The treatment for foals with clubfoot are pain management, lower the heels, exercise and dietary restriction. In order to avoid excessive wear of the toe area a supplement with a hoof composite can be placed and also it can act as a lever arm. Glue on shoes can be used as well but careful monitoring is necessary since they can induce boxy shape hoof because the restriction of hoof expansion. Another treatment option is to inject the antibiotic oxytetracycline which has shown to relax the musculotendinous unit but it can cause exacerbation of back-at-the-knee conformation.
If no improvement is seen within 1 to 2 months of conservative treatment, surgery will be necessary. Surgery described for this condition is to cut (desmotomy) the accessory ligament of the deep digital flexor tendon, this is a tendon that runs from the back side of the cannon bone and attaches to the deep digital flexor tendon. In more severe cases of contraction, it might be necessary to cut (tenotomy) the deep digital flexor tendon, although the desmotomy of the accessory ligament in conjuction farriery, oxytetracycline and phenylbutazone (bute) has been helpful. These severe cases also are accompanied with other soft tissue contractions such as the joint capsules which impairs the athletic future.

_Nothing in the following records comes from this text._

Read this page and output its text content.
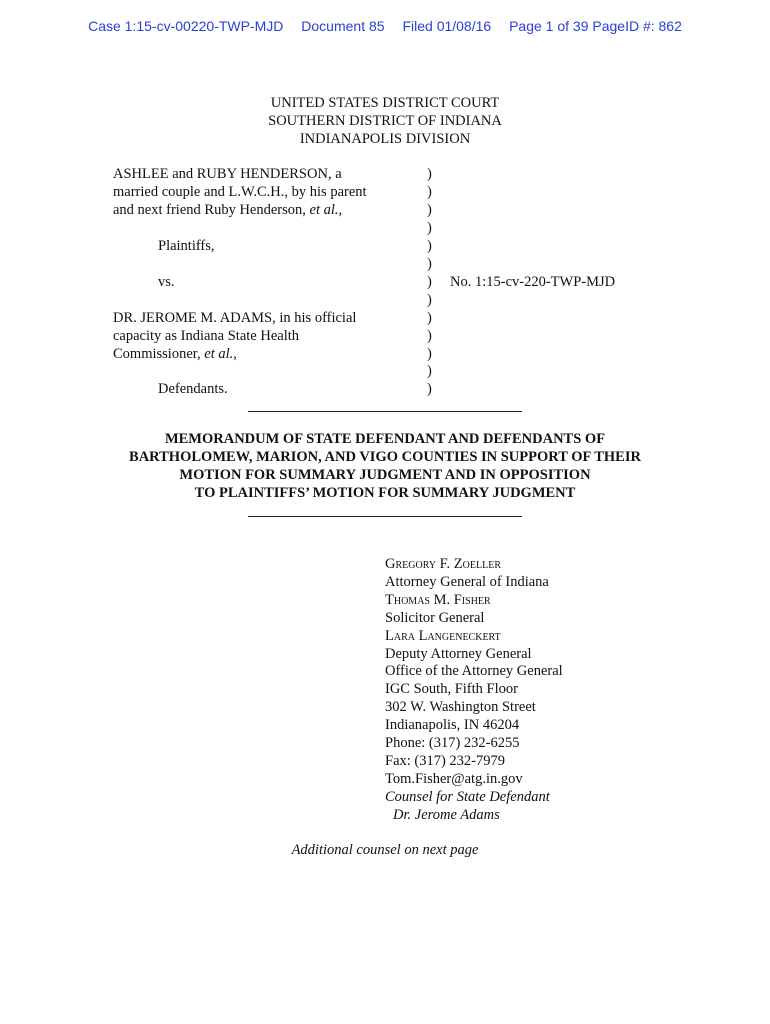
Case 1:15-cv-00220-TWP-MJD Document 85 Filed 01/08/16 Page 1 of 39 PageID #: 862
UNITED STATES DISTRICT COURT
SOUTHERN DISTRICT OF INDIANA
INDIANAPOLIS DIVISION
ASHLEE and RUBY HENDERSON, a
married couple and L.W.C.H., by his parent
and next friend Ruby Henderson, et al.,
Plaintiffs,
vs.	No. 1:15-cv-220-TWP-MJD
DR. JEROME M. ADAMS, in his official
capacity as Indiana State Health
Commissioner, et al.,
Defendants.
)
)
)
)
)
)
)
)
)
)
)
)
)
MEMORANDUM OF STATE DEFENDANT AND DEFENDANTS OF
BARTHOLOMEW, MARION, AND VIGO COUNTIES IN SUPPORT OF THEIR
MOTION FOR SUMMARY JUDGMENT AND IN OPPOSITION
TO PLAINTIFFS’ MOTION FOR SUMMARY JUDGMENT
Gregory F. Zoeller
Attorney General of Indiana
Thomas M. Fisher
Solicitor General
Lara Langeneckert
Deputy Attorney General
Office of the Attorney General
IGC South, Fifth Floor
302 W. Washington Street
Indianapolis, IN 46204
Phone: (317) 232-6255
Fax: (317) 232-7979
Tom.Fisher@atg.in.gov
Counsel for State Defendant
Dr. Jerome Adams
Additional counsel on next page
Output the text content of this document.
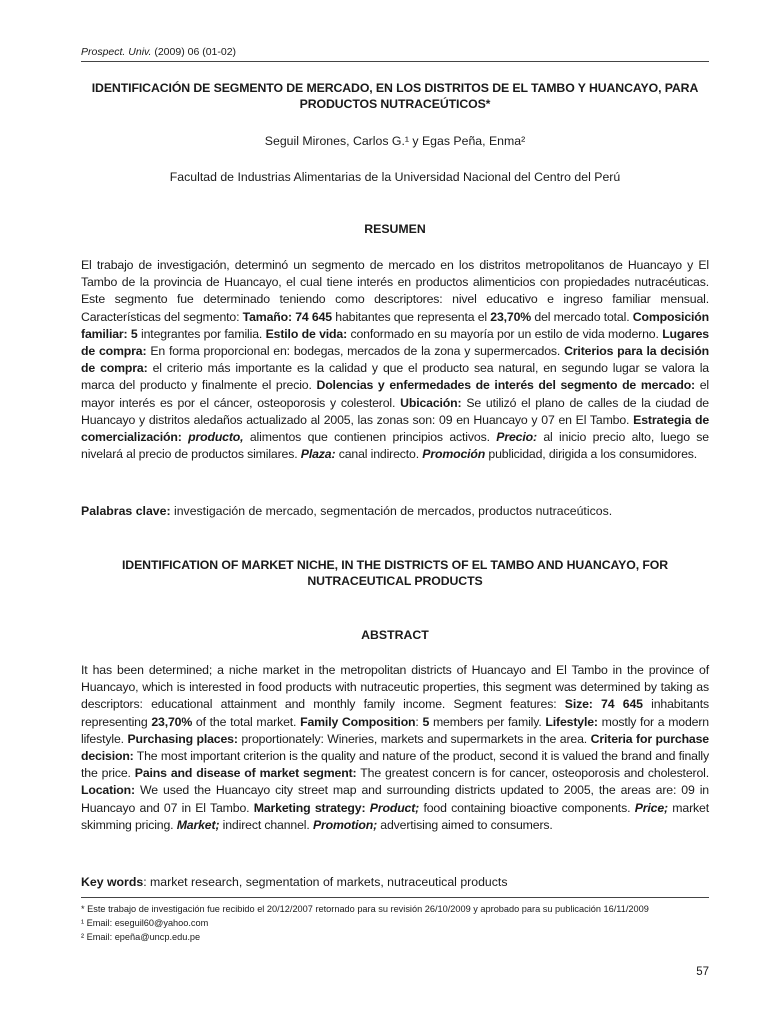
Prospect. Univ. (2009) 06 (01-02)
IDENTIFICACIÓN DE SEGMENTO DE MERCADO, EN LOS DISTRITOS DE EL TAMBO Y HUANCAYO, PARA PRODUCTOS NUTRACEÚTICOS*
Seguil Mirones, Carlos G.¹ y Egas Peña, Enma²
Facultad de Industrias Alimentarias de la Universidad Nacional del Centro del Perú
RESUMEN
El trabajo de investigación, determinó un segmento de mercado en los distritos metropolitanos de Huancayo y El Tambo de la provincia de Huancayo, el cual tiene interés en productos alimenticios con propiedades nutracéuticas. Este segmento fue determinado teniendo como descriptores: nivel educativo e ingreso familiar mensual. Características del segmento: Tamaño: 74 645 habitantes que representa el 23,70% del mercado total. Composición familiar: 5 integrantes por familia. Estilo de vida: conformado en su mayoría por un estilo de vida moderno. Lugares de compra: En forma proporcional en: bodegas, mercados de la zona y supermercados. Criterios para la decisión de compra: el criterio más importante es la calidad y que el producto sea natural, en segundo lugar se valora la marca del producto y finalmente el precio. Dolencias y enfermedades de interés del segmento de mercado: el mayor interés es por el cáncer, osteoporosis y colesterol. Ubicación: Se utilizó el plano de calles de la ciudad de Huancayo y distritos aledaños actualizado al 2005, las zonas son: 09 en Huancayo y 07 en El Tambo. Estrategia de comercialización: producto, alimentos que contienen principios activos. Precio: al inicio precio alto, luego se nivelará al precio de productos similares. Plaza: canal indirecto. Promoción publicidad, dirigida a los consumidores.
Palabras clave: investigación de mercado, segmentación de mercados, productos nutraceúticos.
IDENTIFICATION OF MARKET NICHE, IN THE DISTRICTS OF EL TAMBO AND HUANCAYO, FOR NUTRACEUTICAL PRODUCTS
ABSTRACT
It has been determined; a niche market in the metropolitan districts of Huancayo and El Tambo in the province of Huancayo, which is interested in food products with nutraceutic properties, this segment was determined by taking as descriptors: educational attainment and monthly family income. Segment features: Size: 74 645 inhabitants representing 23,70% of the total market. Family Composition: 5 members per family. Lifestyle: mostly for a modern lifestyle. Purchasing places: proportionately: Wineries, markets and supermarkets in the area. Criteria for purchase decision: The most important criterion is the quality and nature of the product, second it is valued the brand and finally the price. Pains and disease of market segment: The greatest concern is for cancer, osteoporosis and cholesterol. Location: We used the Huancayo city street map and surrounding districts updated to 2005, the areas are: 09 in Huancayo and 07 in El Tambo. Marketing strategy: Product; food containing bioactive components. Price; market skimming pricing. Market; indirect channel. Promotion; advertising aimed to consumers.
Key words: market research, segmentation of markets, nutraceutical products
* Este trabajo de investigación fue recibido el 20/12/2007 retornado para su revisión 26/10/2009 y aprobado para su publicación 16/11/2009
¹ Email: eseguil60@yahoo.com
² Email: epeña@uncp.edu.pe
57
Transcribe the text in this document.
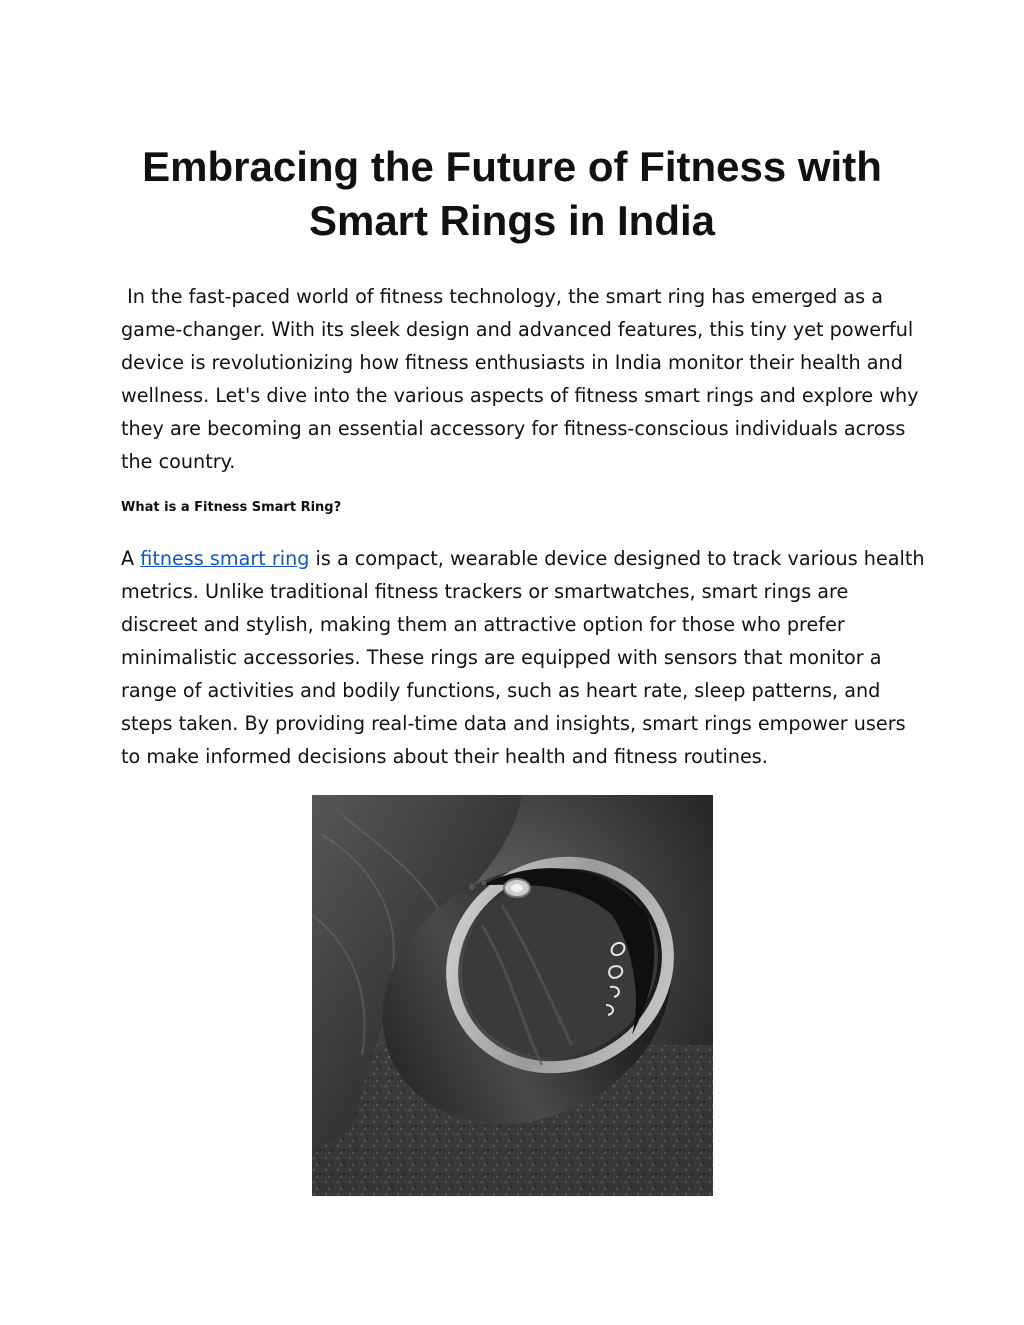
Embracing the Future of Fitness with
Smart Rings in India

In the fast-paced world of fitness technology, the smart ring has emerged as a
game-changer. With its sleek design and advanced features, this tiny yet powerful
device is revolutionizing how fitness enthusiasts in India monitor their health and
wellness. Let's dive into the various aspects of fitness smart rings and explore why
they are becoming an essential accessory for fitness-conscious individuals across
the country.

What is a Fitness Smart Ring?

A fitness smart ring is a compact, wearable device designed to track various health
metrics. Unlike traditional fitness trackers or smartwatches, smart rings are
discreet and stylish, making them an attractive option for those who prefer
minimalistic accessories. These rings are equipped with sensors that monitor a
range of activities and bodily functions, such as heart rate, sleep patterns, and
steps taken. By providing real-time data and insights, smart rings empower users
to make informed decisions about their health and fitness routines.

When contraction is localized at the level of the knee (carpus), if the condition is recognized early it can be managed conservatively correcting nutrition by reducing the energy intake and slowly growth, exercise restriction and bute. If the foal still nursing, the milk intake can be controlled or the baby can be weaned. The contraction can take weeks or months to be corrected and splints, bandages and or oxytetracycline can be used. In order to correct the disease permanently is mandatory to find and address the underlying cause.